Back in November of 1795, Latrobe (1764-1820) had departed from England, where he was born, trained under engineer John Smeaton and architect Samuel Pepys Cockerell, and began his practice. With his immigration to the US, England lost an architect who could have held his own against his contemporaries John Soane, Robert Adam and William Chambers. But his arrival in America was a huge boon. Architecture in the US (just barely the US at that point) had lagged behind Europe during the century-plus its European settlement, its designers often relying on books and the rare traveller from Over There to communicate new ideas. Latrobe brought the most up to date method of building and aesthetic concerns of the day; the new style had arrived in full form, under the direction of an architect who could direct buildings just as good as they might have been in London.
American clients were quick to identify his promise, and he completed a series of important large civic structures, and lots of private houses, first in Virginia, then Philadelphia, Washington, Baltimore, and finally New Orleans. Setting aside the argument about what constitutes the job of “architect” (which is messy, contentious and ultimately unprofitable), we won’t say that he was the first architect in the country, but will pronounce that he was one of the first to practice so far and wide, and the first, it appears, to introduce the manner of training that would become standard as the profession was being defined in the new country.

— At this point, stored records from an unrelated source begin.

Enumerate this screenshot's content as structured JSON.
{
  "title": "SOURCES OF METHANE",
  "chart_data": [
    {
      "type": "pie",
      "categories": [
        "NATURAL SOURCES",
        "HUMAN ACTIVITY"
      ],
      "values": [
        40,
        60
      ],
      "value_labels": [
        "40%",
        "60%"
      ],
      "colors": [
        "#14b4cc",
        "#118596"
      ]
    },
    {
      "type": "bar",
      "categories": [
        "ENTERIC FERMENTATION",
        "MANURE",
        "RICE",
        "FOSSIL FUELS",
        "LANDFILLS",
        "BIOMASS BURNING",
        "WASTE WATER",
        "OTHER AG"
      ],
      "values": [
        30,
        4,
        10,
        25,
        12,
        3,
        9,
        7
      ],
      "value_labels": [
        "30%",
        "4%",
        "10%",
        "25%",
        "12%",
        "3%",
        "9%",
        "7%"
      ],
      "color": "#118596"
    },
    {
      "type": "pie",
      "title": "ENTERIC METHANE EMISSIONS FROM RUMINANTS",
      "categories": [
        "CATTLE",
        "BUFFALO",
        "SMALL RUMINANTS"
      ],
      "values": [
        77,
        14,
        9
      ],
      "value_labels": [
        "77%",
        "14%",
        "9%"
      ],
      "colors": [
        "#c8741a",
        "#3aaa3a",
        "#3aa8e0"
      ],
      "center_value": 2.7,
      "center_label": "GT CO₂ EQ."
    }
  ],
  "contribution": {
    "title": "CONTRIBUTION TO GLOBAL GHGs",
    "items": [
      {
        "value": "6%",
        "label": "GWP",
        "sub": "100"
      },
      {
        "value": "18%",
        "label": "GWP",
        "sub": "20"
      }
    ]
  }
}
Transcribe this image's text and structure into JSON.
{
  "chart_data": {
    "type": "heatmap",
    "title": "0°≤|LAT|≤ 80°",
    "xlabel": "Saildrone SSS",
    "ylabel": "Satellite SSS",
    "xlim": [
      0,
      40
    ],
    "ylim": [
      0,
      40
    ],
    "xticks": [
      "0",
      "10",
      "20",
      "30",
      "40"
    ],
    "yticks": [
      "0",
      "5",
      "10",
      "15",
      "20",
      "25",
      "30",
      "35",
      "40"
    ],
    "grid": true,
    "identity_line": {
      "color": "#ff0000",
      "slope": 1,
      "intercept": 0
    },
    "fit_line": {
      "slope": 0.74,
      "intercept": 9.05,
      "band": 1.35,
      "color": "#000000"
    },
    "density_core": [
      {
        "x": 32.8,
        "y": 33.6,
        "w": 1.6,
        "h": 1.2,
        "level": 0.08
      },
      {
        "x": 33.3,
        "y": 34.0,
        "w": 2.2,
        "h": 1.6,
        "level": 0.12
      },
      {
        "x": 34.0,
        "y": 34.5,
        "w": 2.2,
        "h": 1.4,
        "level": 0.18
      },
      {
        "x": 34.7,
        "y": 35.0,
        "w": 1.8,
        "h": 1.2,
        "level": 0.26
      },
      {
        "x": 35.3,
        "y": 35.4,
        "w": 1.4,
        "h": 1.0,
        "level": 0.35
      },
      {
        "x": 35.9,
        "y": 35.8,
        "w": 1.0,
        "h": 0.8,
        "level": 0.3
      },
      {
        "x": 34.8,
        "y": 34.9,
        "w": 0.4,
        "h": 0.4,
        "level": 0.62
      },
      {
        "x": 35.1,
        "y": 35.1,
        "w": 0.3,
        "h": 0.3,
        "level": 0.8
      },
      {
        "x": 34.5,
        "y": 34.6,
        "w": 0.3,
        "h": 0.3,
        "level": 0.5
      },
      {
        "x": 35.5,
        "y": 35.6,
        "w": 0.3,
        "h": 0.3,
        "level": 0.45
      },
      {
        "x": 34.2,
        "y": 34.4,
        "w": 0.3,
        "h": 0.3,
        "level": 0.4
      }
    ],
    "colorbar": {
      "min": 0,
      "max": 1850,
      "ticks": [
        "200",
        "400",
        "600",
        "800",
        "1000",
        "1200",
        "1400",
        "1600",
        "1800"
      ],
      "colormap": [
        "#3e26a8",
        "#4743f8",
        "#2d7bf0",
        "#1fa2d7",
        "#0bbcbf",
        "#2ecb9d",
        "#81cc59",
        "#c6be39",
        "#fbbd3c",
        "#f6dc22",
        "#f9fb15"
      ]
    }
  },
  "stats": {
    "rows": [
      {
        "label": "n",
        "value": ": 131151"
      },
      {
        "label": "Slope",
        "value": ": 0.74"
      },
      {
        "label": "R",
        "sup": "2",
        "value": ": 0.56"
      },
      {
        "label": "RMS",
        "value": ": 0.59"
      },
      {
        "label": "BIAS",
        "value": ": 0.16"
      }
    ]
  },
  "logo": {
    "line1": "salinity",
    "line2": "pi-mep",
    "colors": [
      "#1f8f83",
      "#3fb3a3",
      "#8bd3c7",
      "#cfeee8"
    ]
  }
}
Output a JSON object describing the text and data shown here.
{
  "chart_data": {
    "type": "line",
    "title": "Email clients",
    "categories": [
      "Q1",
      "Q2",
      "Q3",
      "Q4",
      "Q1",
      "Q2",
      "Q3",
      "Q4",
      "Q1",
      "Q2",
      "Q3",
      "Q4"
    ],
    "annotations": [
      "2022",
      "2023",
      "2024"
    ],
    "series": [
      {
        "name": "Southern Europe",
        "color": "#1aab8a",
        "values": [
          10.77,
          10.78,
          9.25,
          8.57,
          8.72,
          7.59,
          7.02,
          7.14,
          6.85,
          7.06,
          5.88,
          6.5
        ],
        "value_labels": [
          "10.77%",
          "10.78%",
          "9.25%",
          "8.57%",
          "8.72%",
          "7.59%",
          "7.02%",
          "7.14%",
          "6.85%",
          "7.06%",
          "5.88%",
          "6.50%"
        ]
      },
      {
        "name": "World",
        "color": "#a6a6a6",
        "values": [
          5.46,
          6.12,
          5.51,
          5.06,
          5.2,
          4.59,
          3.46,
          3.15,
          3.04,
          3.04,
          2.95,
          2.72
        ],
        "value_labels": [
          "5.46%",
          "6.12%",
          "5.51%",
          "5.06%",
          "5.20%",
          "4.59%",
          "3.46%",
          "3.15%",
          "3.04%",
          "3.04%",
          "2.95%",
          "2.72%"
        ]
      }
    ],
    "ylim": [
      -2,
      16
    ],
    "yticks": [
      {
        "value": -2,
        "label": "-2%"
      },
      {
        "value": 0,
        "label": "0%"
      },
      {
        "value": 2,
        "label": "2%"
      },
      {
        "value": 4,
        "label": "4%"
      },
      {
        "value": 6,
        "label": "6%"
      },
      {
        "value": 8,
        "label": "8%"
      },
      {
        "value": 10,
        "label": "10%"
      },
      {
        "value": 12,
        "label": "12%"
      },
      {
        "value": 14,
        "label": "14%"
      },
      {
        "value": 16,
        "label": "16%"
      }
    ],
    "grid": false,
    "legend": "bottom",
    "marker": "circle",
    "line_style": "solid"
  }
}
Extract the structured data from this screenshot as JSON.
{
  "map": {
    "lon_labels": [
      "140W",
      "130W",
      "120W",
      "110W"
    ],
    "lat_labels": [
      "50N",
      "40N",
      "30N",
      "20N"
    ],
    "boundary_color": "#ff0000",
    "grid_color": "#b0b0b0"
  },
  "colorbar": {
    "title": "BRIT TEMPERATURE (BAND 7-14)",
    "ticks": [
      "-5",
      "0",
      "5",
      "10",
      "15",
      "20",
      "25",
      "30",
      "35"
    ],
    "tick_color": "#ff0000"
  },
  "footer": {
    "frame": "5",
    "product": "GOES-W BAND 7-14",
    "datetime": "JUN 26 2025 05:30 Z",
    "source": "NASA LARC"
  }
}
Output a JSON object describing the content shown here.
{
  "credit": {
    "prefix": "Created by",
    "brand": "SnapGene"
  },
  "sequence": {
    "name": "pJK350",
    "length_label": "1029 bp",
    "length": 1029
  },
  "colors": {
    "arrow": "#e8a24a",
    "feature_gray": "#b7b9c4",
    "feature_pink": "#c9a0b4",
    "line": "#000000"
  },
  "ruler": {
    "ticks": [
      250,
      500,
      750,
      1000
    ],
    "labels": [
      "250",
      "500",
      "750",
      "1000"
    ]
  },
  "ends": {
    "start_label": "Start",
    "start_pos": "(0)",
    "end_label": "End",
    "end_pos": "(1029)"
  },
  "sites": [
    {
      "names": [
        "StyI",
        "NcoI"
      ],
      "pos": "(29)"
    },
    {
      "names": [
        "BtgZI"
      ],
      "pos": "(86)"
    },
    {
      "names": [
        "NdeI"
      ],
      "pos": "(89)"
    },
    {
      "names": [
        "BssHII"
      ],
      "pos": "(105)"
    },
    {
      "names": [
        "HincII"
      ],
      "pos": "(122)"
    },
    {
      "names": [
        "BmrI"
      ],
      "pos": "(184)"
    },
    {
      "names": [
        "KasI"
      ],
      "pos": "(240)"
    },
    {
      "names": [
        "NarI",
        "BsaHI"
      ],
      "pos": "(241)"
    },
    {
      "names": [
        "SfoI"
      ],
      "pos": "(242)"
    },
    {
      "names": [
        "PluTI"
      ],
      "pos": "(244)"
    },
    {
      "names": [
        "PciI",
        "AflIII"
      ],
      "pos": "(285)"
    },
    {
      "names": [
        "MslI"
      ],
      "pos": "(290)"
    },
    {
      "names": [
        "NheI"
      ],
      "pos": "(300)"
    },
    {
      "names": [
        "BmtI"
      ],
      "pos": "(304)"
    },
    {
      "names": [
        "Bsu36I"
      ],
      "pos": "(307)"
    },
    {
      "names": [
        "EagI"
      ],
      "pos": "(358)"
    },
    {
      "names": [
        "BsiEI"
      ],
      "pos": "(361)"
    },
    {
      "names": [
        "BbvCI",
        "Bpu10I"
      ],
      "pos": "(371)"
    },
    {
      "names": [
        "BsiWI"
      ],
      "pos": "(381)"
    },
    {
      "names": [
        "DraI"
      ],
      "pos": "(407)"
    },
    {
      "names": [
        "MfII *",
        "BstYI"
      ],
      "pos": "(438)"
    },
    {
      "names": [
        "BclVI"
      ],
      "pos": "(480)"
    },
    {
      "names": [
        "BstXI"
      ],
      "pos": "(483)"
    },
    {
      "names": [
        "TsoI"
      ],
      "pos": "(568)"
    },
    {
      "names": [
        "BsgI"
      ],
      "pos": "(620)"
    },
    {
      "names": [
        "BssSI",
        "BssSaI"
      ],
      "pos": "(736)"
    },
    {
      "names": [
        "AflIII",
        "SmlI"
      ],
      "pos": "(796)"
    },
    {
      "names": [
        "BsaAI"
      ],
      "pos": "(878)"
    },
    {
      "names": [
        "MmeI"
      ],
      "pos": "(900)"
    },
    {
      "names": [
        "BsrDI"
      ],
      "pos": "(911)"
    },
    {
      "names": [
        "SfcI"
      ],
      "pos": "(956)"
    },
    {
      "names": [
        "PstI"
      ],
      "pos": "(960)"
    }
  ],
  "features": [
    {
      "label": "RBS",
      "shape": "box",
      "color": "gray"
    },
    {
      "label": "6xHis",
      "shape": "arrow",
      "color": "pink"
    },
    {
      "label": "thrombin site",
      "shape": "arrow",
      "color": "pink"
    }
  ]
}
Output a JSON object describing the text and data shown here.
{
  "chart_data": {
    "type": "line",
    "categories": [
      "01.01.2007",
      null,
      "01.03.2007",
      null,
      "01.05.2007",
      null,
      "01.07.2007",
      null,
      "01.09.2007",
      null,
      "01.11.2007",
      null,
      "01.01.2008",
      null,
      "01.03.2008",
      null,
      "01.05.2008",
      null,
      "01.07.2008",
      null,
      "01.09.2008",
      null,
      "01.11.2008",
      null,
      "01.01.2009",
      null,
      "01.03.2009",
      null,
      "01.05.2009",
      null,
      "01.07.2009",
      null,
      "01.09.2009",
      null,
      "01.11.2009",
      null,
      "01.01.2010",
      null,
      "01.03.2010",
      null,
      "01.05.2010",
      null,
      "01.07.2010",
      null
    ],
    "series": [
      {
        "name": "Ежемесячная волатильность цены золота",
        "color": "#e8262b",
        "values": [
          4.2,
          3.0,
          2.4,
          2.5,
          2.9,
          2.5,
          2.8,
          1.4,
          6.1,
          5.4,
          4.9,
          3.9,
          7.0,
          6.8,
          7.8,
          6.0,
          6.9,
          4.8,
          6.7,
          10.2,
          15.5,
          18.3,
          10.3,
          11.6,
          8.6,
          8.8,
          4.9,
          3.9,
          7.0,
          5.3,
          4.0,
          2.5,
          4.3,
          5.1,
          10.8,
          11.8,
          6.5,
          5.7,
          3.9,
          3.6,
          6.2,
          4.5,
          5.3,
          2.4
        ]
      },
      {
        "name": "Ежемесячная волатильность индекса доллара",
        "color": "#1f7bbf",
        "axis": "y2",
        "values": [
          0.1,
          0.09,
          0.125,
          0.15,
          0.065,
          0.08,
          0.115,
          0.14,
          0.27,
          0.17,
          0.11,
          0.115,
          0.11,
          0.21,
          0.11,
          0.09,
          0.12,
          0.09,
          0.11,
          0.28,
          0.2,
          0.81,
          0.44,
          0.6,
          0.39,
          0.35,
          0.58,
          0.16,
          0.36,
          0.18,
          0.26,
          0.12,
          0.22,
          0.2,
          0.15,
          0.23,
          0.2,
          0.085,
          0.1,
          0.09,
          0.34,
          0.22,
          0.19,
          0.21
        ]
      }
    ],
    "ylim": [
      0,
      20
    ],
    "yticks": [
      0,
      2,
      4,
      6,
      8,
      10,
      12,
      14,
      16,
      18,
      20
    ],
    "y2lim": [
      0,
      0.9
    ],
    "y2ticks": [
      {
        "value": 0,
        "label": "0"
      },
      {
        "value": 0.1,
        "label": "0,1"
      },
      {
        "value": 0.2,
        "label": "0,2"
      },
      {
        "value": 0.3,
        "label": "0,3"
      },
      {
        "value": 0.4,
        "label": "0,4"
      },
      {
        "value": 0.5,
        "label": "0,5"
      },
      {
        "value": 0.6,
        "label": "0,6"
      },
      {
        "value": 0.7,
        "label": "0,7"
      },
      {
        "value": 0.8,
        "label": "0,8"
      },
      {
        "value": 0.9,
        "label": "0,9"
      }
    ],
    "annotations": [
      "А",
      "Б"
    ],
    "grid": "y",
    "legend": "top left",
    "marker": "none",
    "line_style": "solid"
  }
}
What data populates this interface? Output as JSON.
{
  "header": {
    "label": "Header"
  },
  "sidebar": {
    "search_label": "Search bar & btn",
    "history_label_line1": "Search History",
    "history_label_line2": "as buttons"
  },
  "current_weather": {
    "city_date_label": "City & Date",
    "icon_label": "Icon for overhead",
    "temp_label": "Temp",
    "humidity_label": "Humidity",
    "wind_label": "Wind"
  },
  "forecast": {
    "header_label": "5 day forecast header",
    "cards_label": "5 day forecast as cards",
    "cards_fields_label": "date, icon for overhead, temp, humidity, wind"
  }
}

A bunch of really important nineteenth-century architects (William Strickland and Thomas U. Walter, among others) descend from Latrobe’s office, making him definitely a grandfather-figure in American architecture. He wrote eloquently about the place of architecture in a democracy (more on that later), was sought out by Thomas Jefferson as architectural advisor, and man, he could build a dome. You have caught on by now that Clio loves a dome, haven’t you?